I radicali liberi, noti anche come ossidanti, sono atomi instabili e altamente reattivi che hanno almeno un elettrone spaiato. Essi si formano naturalmente o possono essere introdotti nel corpo da fonti esterne, come il fumo o l’inquinamento. Quando i radicali liberi interagiscono con le cellule, proteine e DNA nel corpo, possono causare danni modificando la loro struttura chimica. Precedenti ricerche sostengono che l’esposizione costante delle cellule ai dannosi radicali liberi, nel tempo provoca l’invecchiamento. Ma questo ultimo studio, pubblicato sulla rivista Cell, suggerisce il contrario. Il team di ricerca, guidato da Siegfried Hekimi del Dipartimento di Biologia della McGill, ha utilizzato un organismo modello – il nematode Caenorhabditis elegans – per lo studio.
I ricercatori hanno scoperto che i radicali liberi possono stimolare l’apoptosi, nota anche come “morte cellulare programmata”, il processo attraverso il quale le cellule danneggiate si suicidano. L’apoptosi evita anche che le cellule danneggiate possano diventare cancerose, per esempio, o distrugge i virus che si sono introdotti nella cellula. Il team ha scoperto che quando i radicali liberi stimolano l’apoptosi in un certo modo, le difese delle cellule sono rinforzate, cioè la loro durata di vita aumenta. Spiegando ulteriormente i risultati dell studio, Hekimi dice: “Si crede che i radicali liberi sono dannosi e causano l’invecchiamento, ma la cosiddetta ‘teoria dei radicali liberi causa dell’invecchiamento’, non è corretta.

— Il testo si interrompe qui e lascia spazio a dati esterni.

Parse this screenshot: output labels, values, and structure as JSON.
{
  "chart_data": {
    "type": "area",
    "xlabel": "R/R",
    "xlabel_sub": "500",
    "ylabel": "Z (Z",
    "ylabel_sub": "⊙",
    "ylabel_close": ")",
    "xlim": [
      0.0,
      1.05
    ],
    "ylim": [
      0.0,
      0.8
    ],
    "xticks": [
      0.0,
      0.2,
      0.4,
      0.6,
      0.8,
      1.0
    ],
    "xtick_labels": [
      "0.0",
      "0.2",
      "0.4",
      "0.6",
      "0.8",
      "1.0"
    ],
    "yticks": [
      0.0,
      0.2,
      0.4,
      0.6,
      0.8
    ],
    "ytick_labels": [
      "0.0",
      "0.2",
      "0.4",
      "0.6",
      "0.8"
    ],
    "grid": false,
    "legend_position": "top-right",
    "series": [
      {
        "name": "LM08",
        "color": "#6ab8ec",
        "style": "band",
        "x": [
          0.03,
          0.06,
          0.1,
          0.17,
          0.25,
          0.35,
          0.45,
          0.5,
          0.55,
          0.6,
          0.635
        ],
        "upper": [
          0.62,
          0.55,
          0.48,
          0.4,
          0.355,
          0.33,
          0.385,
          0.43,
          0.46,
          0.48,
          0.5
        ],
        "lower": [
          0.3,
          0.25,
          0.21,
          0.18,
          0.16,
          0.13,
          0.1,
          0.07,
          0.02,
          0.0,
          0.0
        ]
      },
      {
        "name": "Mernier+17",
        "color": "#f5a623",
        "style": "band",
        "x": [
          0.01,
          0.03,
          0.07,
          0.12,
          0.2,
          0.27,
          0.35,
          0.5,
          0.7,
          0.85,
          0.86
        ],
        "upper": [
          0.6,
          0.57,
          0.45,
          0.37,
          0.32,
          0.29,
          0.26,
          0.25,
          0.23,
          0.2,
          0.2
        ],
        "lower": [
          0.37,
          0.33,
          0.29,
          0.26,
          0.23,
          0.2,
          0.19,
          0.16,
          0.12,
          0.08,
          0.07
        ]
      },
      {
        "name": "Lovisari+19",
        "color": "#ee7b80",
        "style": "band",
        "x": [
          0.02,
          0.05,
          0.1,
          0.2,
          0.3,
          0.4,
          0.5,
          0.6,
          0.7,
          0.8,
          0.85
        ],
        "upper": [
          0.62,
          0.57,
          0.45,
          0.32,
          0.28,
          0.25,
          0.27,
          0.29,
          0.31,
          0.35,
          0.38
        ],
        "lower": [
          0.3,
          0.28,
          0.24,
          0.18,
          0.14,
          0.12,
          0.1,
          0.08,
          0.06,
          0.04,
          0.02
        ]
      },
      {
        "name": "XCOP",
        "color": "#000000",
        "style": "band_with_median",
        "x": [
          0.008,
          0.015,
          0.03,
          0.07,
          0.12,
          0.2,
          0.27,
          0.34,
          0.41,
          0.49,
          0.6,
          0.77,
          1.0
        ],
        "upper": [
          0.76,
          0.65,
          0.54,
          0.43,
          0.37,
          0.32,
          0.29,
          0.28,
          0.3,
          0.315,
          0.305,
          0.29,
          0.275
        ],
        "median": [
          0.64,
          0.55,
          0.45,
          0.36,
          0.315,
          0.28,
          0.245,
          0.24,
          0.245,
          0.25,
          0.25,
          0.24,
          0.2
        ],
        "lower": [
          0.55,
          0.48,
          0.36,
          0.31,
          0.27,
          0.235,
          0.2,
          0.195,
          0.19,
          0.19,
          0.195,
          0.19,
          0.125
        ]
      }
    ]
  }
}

Abbiamo trasformato questa teoria dimostrando che durante l’invecchiamento aumenta la produzione di radicali liberi che, in realtà, combattono – non causano – invecchiamento. Infatti, nel nostro organismo modello, abbiamo elevato la generazione di radicali liberi che ha indotto una durata sostanzialmente più lunga della vita“. Hekimi aggiunge che il meccanismo molecolare attraverso il quale i radicali liberi aumentano la durata della vita delle cellule, fornisce prove solide che essi hanno effetti positivi come molecole di segnalazione. I ricercatori affermano che, contrariamente alla credenza popolare, i radicali liberi non sono responsabili del processo di invecchiamento, ma possono effettivamente combatterlo. Inoltre, i risultati indicano che l’apoptosi può essere utilizzata per attivare processi che decelerano l’ invecchiamento.
“Dal momento che il meccanismo di apoptosi è stato ampiamente studiato nelle persone, a causa della sua importanza nell’immunità e nel cancro, esistono già molti strumenti farmacologici per manipolare il segnale apoptotico”, aggiunge Hekimi. «Ma questo non significa che sarà facile”. Secondo il ricercatore un tale processo potrebbe essere importante nelle malattie neurodegenerative. Egli spiega che la segnalazione apoptotica può essere concentrata sull’aumento della resistenza delle cellule danneggiate anziché sulla loro distruzione, dal momento che è più difficile sostituire i neuroni morti, rispetto ad altri tipi di cellule a causa della complessità nelle loro connessioni.